Money, however, is often a useful surrogate for authority. While you may not be able to make anyone do anything by right, you can punish them for not complying by imposing costs either directly by fines or indirectly by excluding them from opportunities.
So it is with The Internal Revenue Service’s spectacular success in obtaining compliance with the Foreign Account Tax Compliance Act (FATCA). The Act, which requires U.S. taxpayers to report amounts greater than $50,000 in foreign bank accounts, presumes many of these taxpayers are not, and so also demands that the foreign bank accounts that hold those accounts are also required to report on those accounts.
The Treasury Department, working in concert with the Department of Justice, has obtained a remarkable degree of cooperation and compliance from foreign banking institutions, perhaps spurred on by almost $3.4 billion dollars in fines and penalties extracted from Swiss banks.

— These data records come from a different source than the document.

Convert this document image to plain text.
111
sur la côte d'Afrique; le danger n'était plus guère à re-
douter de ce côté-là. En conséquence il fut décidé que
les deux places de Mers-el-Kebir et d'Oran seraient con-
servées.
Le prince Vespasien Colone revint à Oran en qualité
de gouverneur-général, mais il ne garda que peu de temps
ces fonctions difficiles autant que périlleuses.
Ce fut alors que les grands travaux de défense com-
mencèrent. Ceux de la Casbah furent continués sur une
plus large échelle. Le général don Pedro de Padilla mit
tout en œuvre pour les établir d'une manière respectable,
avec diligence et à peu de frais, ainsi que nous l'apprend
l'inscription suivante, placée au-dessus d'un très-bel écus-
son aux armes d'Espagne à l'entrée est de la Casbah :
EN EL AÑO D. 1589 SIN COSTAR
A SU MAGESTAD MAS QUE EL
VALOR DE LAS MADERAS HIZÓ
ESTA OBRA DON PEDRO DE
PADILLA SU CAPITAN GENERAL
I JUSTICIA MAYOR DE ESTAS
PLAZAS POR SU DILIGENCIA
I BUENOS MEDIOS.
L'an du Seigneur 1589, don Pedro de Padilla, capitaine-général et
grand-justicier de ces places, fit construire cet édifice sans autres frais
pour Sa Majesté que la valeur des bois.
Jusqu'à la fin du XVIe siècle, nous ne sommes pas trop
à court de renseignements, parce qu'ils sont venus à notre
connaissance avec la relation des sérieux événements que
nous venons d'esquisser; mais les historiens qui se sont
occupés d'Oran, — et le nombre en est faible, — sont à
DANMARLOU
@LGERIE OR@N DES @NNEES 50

In addition to those penalties, compliance has been obtained from a voluminous list of foreign nations and financial institutions by the largest stick in the Treasury’s toolkit, a 30 percent fine combined with complete exclusion from the U.S. financial markets.
That price would like bring down virtually any major foreign financial entity, and that explains the fact that the FATCA compliance list now contains 77,000 institutions. Not only did the vaunted Swiss bank secrecy laws crumble in the face of FATCA, but also almost every other tax haven has followed the Swiss.
The staggering reach of this Act is highlighted by the fact that at the same time that Russia was engaging a de facto war with Ukraine, and tensions between the U.S. and Russia were at levels not seen since the fall of the Berlin Wall and the collapse of the Soviet Union, Treasury was still able to obtain compliance from Russia. Even China has agreed to comply with FATCA.
And for individual taxpayers, the need to comply is no less imperative.